I have fought outside of clinic too, but never felt I could achieve sustainable change. As a volunteer, the first patient I cared for was a Black man who died from a gunshot wound to the head, either from a neighbor or the hands of a cop, depending on who gave the history. I cleaned the blood off his gurney and told his mother I was sorry as she cried on the bathroom floor of the county hospital. As a pre-med student, I taught English and Biology in a public school Saturday program to improve diverse enrollment in health professions. As a medical student, I protested in my short white coat, made calls to Congress, begged for justice from leadership. Did an internship in DC. Collaborated with Black barbers to reduce hypertension and improve trust with medical providers- mistrust due to decades of systemic discrimination.

As a public health intern, I worked in the County Jail on infection control and prisoner health rights. As a resident, I provided access to those whose zip codes and insurance status discriminated against seeing a faculty physician. I chose a Federally Qualified Health Center for my continuity clinic. I treated disparities that started in the womb. Disproportionately Black preterm birth, domestic violence, HIV, chlamydia, complications of prematurity, eclampsia, non-breastfeeding, infant mortality, perinatal mortality. As a fellow, I observed my attendings fight against Black death on the organ allocation waitlist.

None of this was enough.

As faculty, I treat kids with chronic, complex illness at a large, academic medical center. My patients are disproportionately disabled, with complications resulting from prematurity. Many who do not adapt come from disadvantaged, under privileged backgrounds. I often kneel, bearing witness and grieving with families facing systemic oppression.
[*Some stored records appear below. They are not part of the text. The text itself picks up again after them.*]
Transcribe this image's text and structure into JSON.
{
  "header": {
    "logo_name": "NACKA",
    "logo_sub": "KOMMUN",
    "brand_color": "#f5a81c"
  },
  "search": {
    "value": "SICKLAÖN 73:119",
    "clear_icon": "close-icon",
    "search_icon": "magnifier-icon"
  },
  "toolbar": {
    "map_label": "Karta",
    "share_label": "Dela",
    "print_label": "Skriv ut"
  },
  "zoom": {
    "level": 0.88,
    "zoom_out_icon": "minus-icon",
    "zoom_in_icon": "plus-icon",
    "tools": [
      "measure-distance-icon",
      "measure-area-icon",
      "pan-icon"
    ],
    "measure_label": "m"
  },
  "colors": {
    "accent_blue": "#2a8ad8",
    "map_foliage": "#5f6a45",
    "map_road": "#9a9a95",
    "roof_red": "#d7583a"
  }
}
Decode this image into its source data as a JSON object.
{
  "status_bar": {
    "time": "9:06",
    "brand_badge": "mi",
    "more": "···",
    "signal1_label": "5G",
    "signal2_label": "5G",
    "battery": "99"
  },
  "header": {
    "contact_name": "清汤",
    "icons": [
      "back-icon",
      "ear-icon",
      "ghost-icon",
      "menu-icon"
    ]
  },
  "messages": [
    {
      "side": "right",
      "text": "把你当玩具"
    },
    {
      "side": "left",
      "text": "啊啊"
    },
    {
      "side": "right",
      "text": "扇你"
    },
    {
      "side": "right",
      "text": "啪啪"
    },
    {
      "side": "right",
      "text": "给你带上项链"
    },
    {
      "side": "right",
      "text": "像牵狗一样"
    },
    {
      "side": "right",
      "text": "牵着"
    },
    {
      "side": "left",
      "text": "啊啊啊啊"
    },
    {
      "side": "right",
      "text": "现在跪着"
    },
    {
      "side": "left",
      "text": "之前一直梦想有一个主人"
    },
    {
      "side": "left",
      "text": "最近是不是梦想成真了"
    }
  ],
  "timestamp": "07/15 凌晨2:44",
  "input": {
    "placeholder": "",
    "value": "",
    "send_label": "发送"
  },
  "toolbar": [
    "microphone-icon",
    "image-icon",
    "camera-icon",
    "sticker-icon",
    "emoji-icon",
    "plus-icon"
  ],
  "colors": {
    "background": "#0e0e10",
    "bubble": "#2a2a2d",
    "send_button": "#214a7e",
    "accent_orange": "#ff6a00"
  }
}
I am grateful for every single person doing loud work today in the streets, in city hall, in the legislature and courts. I am grateful for those who continue to do quiet work, in ICUs, in community health centers, in academic and community medicine. Never have we had this kind of momentum to change policies, to reduce systemic discrimination, and to fight for health justice. We have a tremendous responsibility and opportunity put the lives of every kid first. We will not give up.